Modifié le 15 octobre 2015

Les dépenses en publicité électorale ont explosé à 12 millions en septembre

Les campagnes électorales suisses n’ont jamais coûté aussi cher
Les campagnes électorales suisses n’ont jamais coûté aussi cher 19h30 / 1 min. / le 15 octobre 2015
Les dépenses publicitaires en vue des élections fédérales ont bondi en septembre à plus de 12 millions de francs, selon un baromètre SSR publié jeudi. La grande majorité vient de l'UDC et du PLR.

Après un été timide, les partis ont largement gonflé leurs investissements pour la campagne. D'après un baromètre des dépenses publicitaires de la SSR, 12,5 millions de francs ont été injectés en septembre dans les affiches, les journaux ou sur internet.

Le "retard" pris cet été a été rattrapé, et même dépassé, puisque le total des publicités entre avril et septembre atteint 18 millions de francs, soit 1,5 million de plus qu'à la même période en 2011 (+8%).

Calculé grâce aux données fournies par l'institut Media Focus - dont les chiffres sont légèrement au-dessus de la réalité (lire encadré) - ce baromètre ne prend en compte que les publicités générales pour le parti et celles pour les élections fédérales, excluant la politique régionale.

 

Plus de dépenses du PLR et des petits partis

A eux seuls, l'UDC et le PLR représentent 74% des dépenses publicitaires entre avril et septembre. Si l'UDC est quasiment au même niveau qu'en 2011 (+3%), le PLR a quant à lui largement amplifié ses investissements. Ceux-ci sont passés de 4,2 à 6 millions de francs (+42%).

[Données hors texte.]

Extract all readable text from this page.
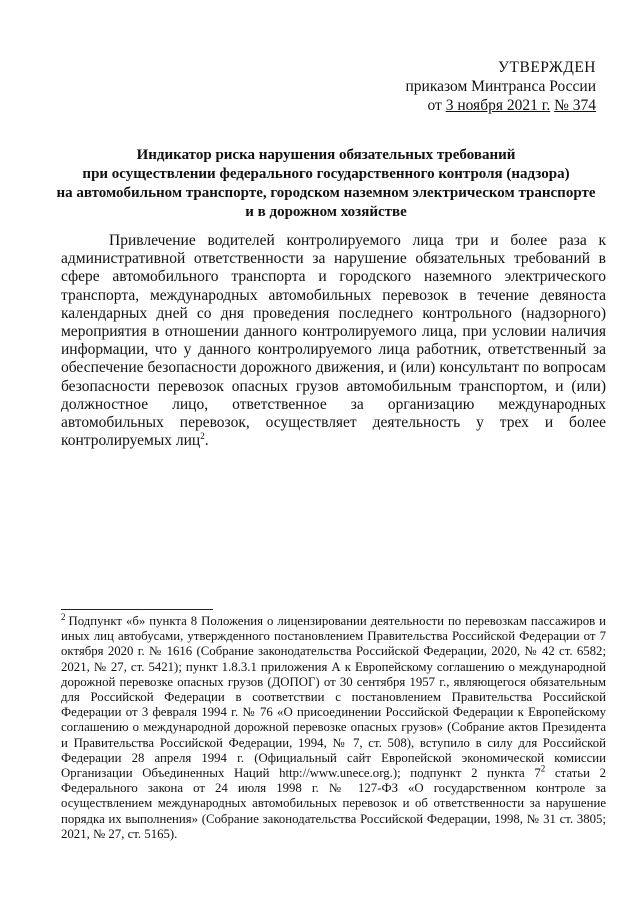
УТВЕРЖДЕН
приказом Минтранса России
от 3 ноября 2021 г. № 374
Индикатор риска нарушения обязательных требований
при осуществлении федерального государственного контроля (надзора)
на автомобильном транспорте, городском наземном электрическом транспорте
и в дорожном хозяйстве
Привлечение водителей контролируемого лица три и более раза к административной ответственности за нарушение обязательных требований в сфере автомобильного транспорта и городского наземного электрического транспорта, международных автомобильных перевозок в течение девяноста календарных дней со дня проведения последнего контрольного (надзорного) мероприятия в отношении данного контролируемого лица, при условии наличия информации, что у данного контролируемого лица работник, ответственный за обеспечение безопасности дорожного движения, и (или) консультант по вопросам безопасности перевозок опасных грузов автомобильным транспортом, и (или) должностное лицо, ответственное за организацию международных автомобильных перевозок, осуществляет деятельность у трех и более контролируемых лиц$^2$.
$^2$ Подпункт «б» пункта 8 Положения о лицензировании деятельности по перевозкам пассажиров и иных лиц автобусами, утвержденного постановлением Правительства Российской Федерации от 7 октября 2020 г. № 1616 (Собрание законодательства Российской Федерации, 2020, № 42 ст. 6582; 2021, № 27, ст. 5421); пункт 1.8.3.1 приложения А к Европейскому соглашению о международной дорожной перевозке опасных грузов (ДОПОГ) от 30 сентября 1957 г., являющегося обязательным для Российской Федерации в соответствии с постановлением Правительства Российской Федерации от 3 февраля 1994 г. № 76 «О присоединении Российской Федерации к Европейскому соглашению о международной дорожной перевозке опасных грузов» (Собрание актов Президента и Правительства Российской Федерации, 1994, № 7, ст. 508), вступило в силу для Российской Федерации 28 апреля 1994 г. (Официальный сайт Европейской экономической комиссии Организации Объединенных Наций http://www.unece.org.); подпункт 2 пункта $7^2$ статьи 2 Федерального закона от 24 июля 1998 г. № 127-ФЗ «О государственном контроле за осуществлением международных автомобильных перевозок и об ответственности за нарушение порядка их выполнения» (Собрание законодательства Российской Федерации, 1998, № 31 ст. 3805; 2021, № 27, ст. 5165).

En forte baisse (-47%), le PDC avait expliqué lors du premier baromètre SSR avoir utilisé un tiers de son budget de campagne avant le printemps. Quant aux socialistes, leurs dépenses, environ 1,5 million, sont en très légère baisse par rapport à 2011.

Oscillant autour du demi million, les petits partis disposent toujours de moyens beaucoup plus faibles. Mais ils sont en très nette progression par rapport à 2011. Les Vert'libéraux ont triplé leurs investissements en publicité alors que le PBD, très discret jusque-là, les a doublés. Les Verts aussi ont accru leurs dépenses de près de 50%.

 

1% sur internet, mais...

Comme en 2011, les publicités traditionnelles ont toujours la cote. Les annonces dans la presse se montent à 9,5 millions de francs, soit 52% du total, juste devant l'affichage officiel (47%).

La publicité sur internet semble encore marginale, avec 180'000 francs (1%). Ce chiffre ne prend toutefois pas en compte les annonces sponsorisées sur les réseaux sociaux ni les différents sites des partis et des candidats.

Diffusés gratuitement sur la plateforme de partage de vidéos Youtube, les divers clips de campagne peuvent aussi engendrer des coûts de production très importants, et totalement inconnus. Les budgets réellement investis sur le web demeurent donc probablement très loin des 180'000 francs observés par Media Focus.

>> Selon plusieurs experts, la campagne 2015 a été l'une des plus chères. Notre reportage:

Elections fédérales: 2015 est l'une des campagnes les plus chères que la Suisse ait connu
19h30 - Publié le 08 octobre 2015
 

Valentin Tombez

Publié le 15 octobre 2015 - Modifié le 15 octobre 2015

Comment ce baromètre est-il calculé?

L'institut zurichois Media Focus, spécialisé dans l’étude du marché publicitaire, mesure les investissements des partis politiques et des candidats en matière de publicité.

Il compile les annonces parues dans plusieurs centaines de publications, ainsi que les données des afficheurs, et surveille les principaux sites internet. Les publicités diffusées sur les réseaux sociaux ne sont elles pas prises en compte.

Ces chiffres couvrent l'ensemble du pays. Ils englobent tout ce qui est imputable à un parti politique, au niveau suisse, d'un canton ou d'un candidat. Limite de l'exercice: les publicités à contenu politique provenant de comités, d'associations ou d'individus, qui ne portent pas la marque d'un parti, sont laissées de côté.

Des chiffres au-dessus de la réalité

Media Focus évalue les publicités selon les tarifs bruts publiés, la liste des prix officielle. Cela ne correspond pas exactement au prix payé par l'annonceur, car le montant brut ne tient pas compte des remises, qui oscillent de manière générale entre 10 et 40%, selon plusieurs spécialistes du marché publicitaire.

En d'autres termes, les chiffres de ce baromètre sont forcément supérieurs à ce que les partis auront réellement déboursé pour leur publicité.

Mais étant donné que le niveau des remises est un secret commercial bien gardé, ce baromètre est la seule manière d'approcher la vérité de ces investissements.